Well, on the other side it can be said that Big Tech wasn't really on the side of democracy (note: democracy, not the Democrat Party) itself, and it hasn't been for years - at the very least ever since Cambridge Analytica was discovered. The "big tech" sector has only looked at profit margins, clicks, eyeballs and other KPIs while completely neglecting its own responsibility towards its host, and it got treated as the danger it posed by the Biden administration and Europe alike.
As for the cryptocoin world that has also been campaigning for the 45th: they are an even worse cancer on the world. Nothing but a gigantic waste of resources (remember the prices of GPUs, HDDs and RAM going through the roof, coal power plants being reactivated?), rug pulls and other scams.
The current shift towards the far-right is just the final masks falling off.
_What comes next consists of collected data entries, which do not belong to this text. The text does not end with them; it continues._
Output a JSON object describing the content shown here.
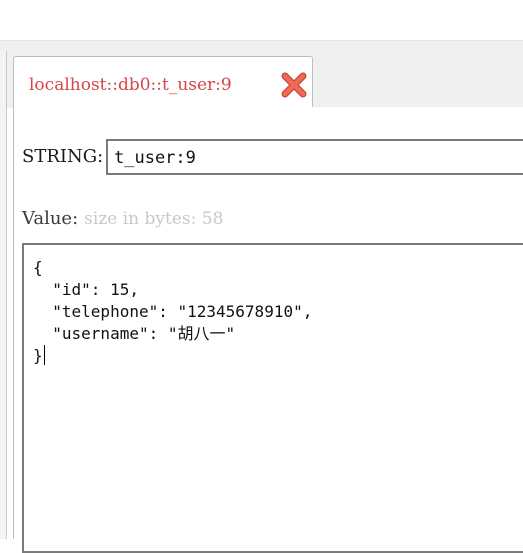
{
  "tab": {
    "title": "localhost::db0::t_user:9",
    "close_icon": "close-x-icon",
    "title_color": "#d64545",
    "close_color": "#e05a4a"
  },
  "key": {
    "type_label": "STRING:",
    "name": "t_user:9"
  },
  "value": {
    "label": "Value:",
    "size_hint": "size in bytes: 58",
    "lines": [
      "{",
      "  \"id\": 15,",
      "  \"telephone\": \"12345678910\",",
      "  \"username\": \"胡八一\"",
      "}"
    ]
  }
}
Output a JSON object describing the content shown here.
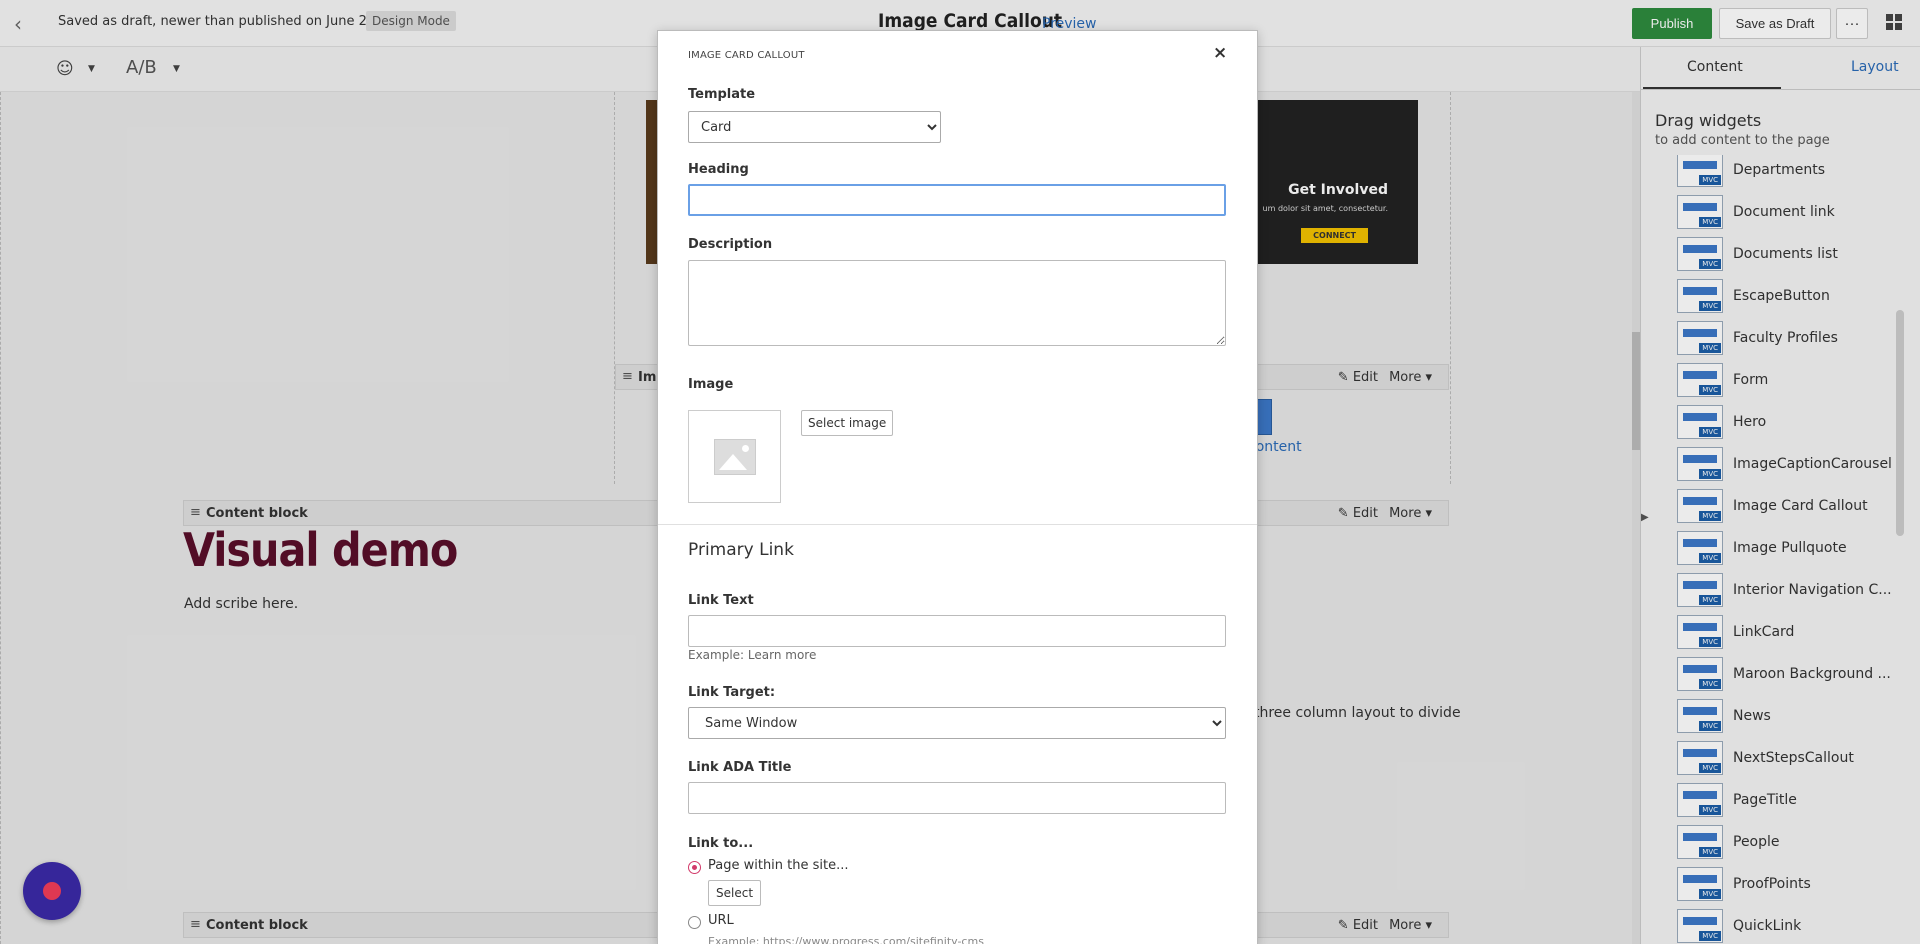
{
  "topbar": {
    "status": "Saved as draft, newer than published on June 22",
    "mode": "Design Mode",
    "title": "Image Card Callout",
    "preview": "Preview",
    "publish": "Publish",
    "save_draft": "Save as Draft",
    "more": "···"
  },
  "toolbar": {
    "ab": "A/B"
  },
  "canvas": {
    "widget_bar_1": "Im",
    "widget_bar_content": "Content block",
    "edit": "Edit",
    "more": "More",
    "visual_demo": "Visual demo",
    "scribe": "Add scribe here.",
    "three_column": "three column layout to divide",
    "dz_content": "content",
    "banner_heading": "Get Involved",
    "banner_lorem": "um dolor sit amet, consectetur.",
    "banner_cta": "CONNECT"
  },
  "panel": {
    "tab_content": "Content",
    "tab_layout": "Layout",
    "drag_title": "Drag widgets",
    "drag_sub": "to add content to the page",
    "badge": "MVC",
    "widgets": [
      "Departments",
      "Document link",
      "Documents list",
      "EscapeButton",
      "Faculty Profiles",
      "Form",
      "Hero",
      "ImageCaptionCarousel",
      "Image Card Callout",
      "Image Pullquote",
      "Interior Navigation C...",
      "LinkCard",
      "Maroon Background ...",
      "News",
      "NextStepsCallout",
      "PageTitle",
      "People",
      "ProofPoints",
      "QuickLink"
    ]
  },
  "modal": {
    "title": "IMAGE CARD CALLOUT",
    "close": "×",
    "template_label": "Template",
    "template_value": "Card",
    "heading_label": "Heading",
    "heading_value": "",
    "description_label": "Description",
    "image_label": "Image",
    "select_image": "Select image",
    "primary_link": "Primary Link",
    "link_text_label": "Link Text",
    "link_text_help": "Example: Learn more",
    "link_target_label": "Link Target:",
    "link_target_value": "Same Window",
    "ada_label": "Link ADA Title",
    "link_to_label": "Link to...",
    "radio_page": "Page within the site...",
    "select_btn": "Select",
    "radio_url": "URL",
    "url_help": "Example: https://www.progress.com/sitefinity-cms"
  }
}
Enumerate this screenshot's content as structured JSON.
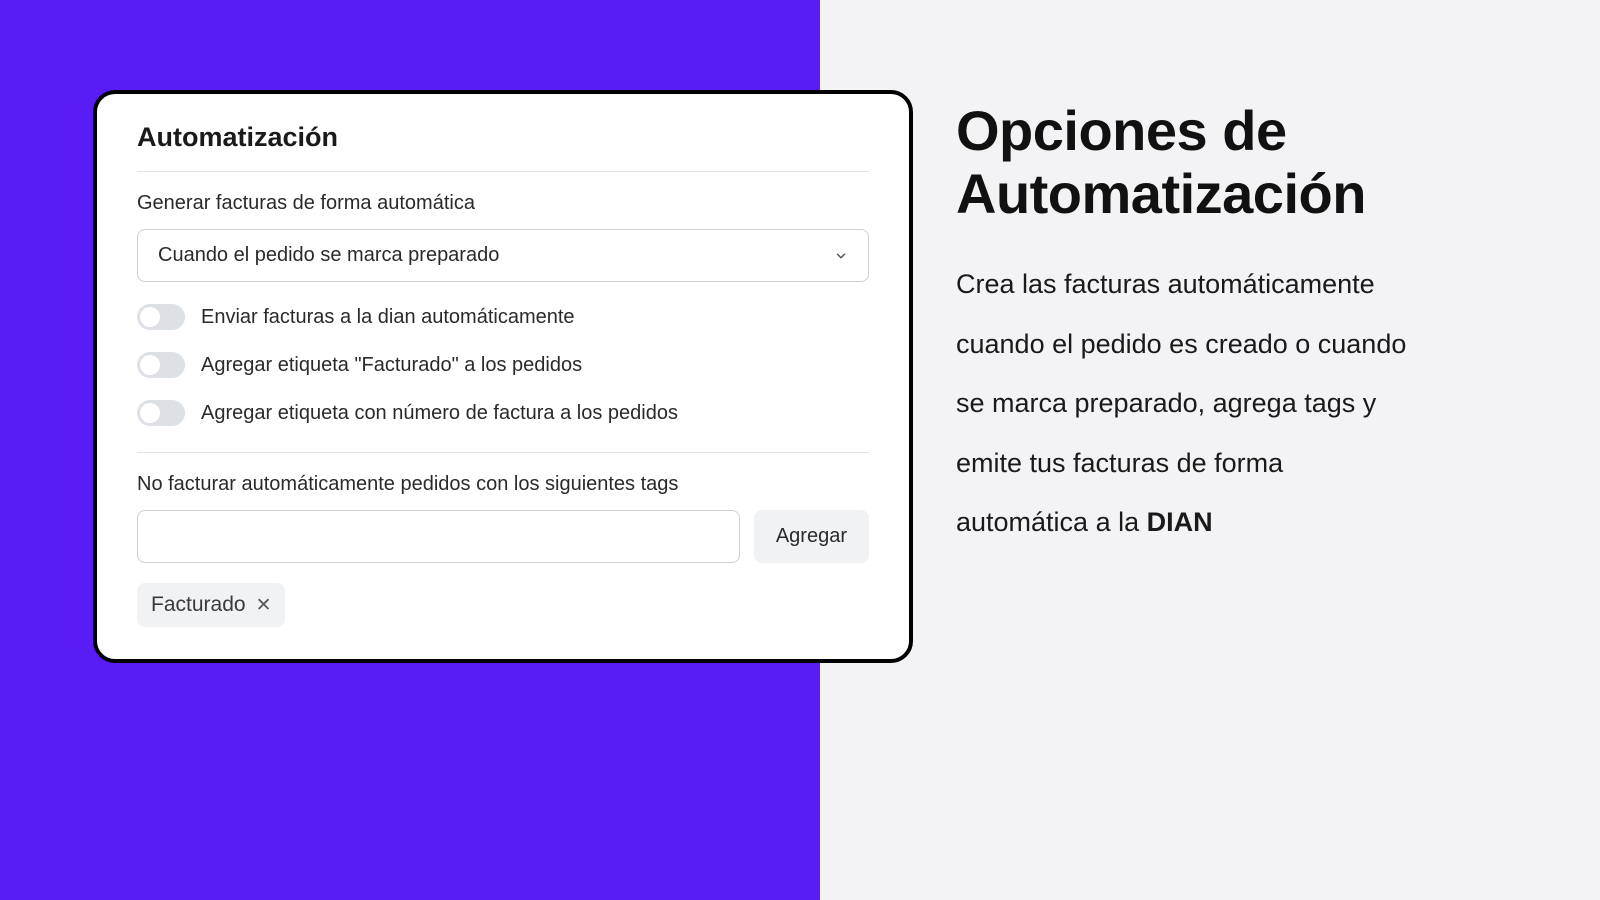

Tech has rather (openly) supported the 45th than to learn from the chaos it has brought upon the world and make at least a paper effort to be held accountable.
Yes, big tech was the kid caught in the corner cleaning out the cookie jar and threw a tantrum when one parent moved the jar out of reach as punishment in effort to help the industry learn self-control. Now the other parent has come home and has not only returned the cookie jar to the kid but pledged to bring them packs of cookies by the shipping container to gorge on in exchange for favors.
Nice euphemism for giving people autonomy in their data and privacy.
Most of there companies are so large that they cannot really fail anymore. At this point it has very little to do with protecting themselves, more with making them more powerful than governments. JD Vance are said that the US could drop support for NATO if Europe tries to regulate X [1]. Oligarchs have fully infiltrated the US government and are trying to do the same to other countries.
I disagree with the grandparent. They don't support Trump because they do not want to be on his bad side (well, at least not only that), they support Trump because they see the opportunity to suppress regulation worldwide and become more powerful than governments.
We just keep making excuses (fiduciary duties, he just doesn't know how to wave his arm because he's an autist [2]). Why not just call it what it is?
I do agree that big part of why they support Trump is for anti-regulation reasons. But, it is also a fact that Trump is one of them, a businessman, not a politician. With Trump they can now discuss more business and less policies. There is a certain dealing of business right now that seems not at all transparent. And in this, the amount of public simping is really weird to what usually happens, everybody praising Trump even before he was taking office, and even tiktok, "coming out" as whatever etc.
Oligarchs want less regulation, but they also want these beefy government contracts. They want weaker government to regulate them and stronger government to protect them and bully other countries. Way I see it, what they actually want is control of the government, and with Trump they have it (more than before).
We have more energy and are pumping more domestic oil than ever. We are a major exporter of LNG. Trump just killed EV subsidies, and electric charging network funding.
What are you talking about via Europe? Holding tech companies accountable to meddling in domestic politics? Not allowing carte blanche to user data?
I understand (though do not like) large corps tiptoeing around Trump in order to manipulate him, it is due to fear. Not due to Trump having respectable values.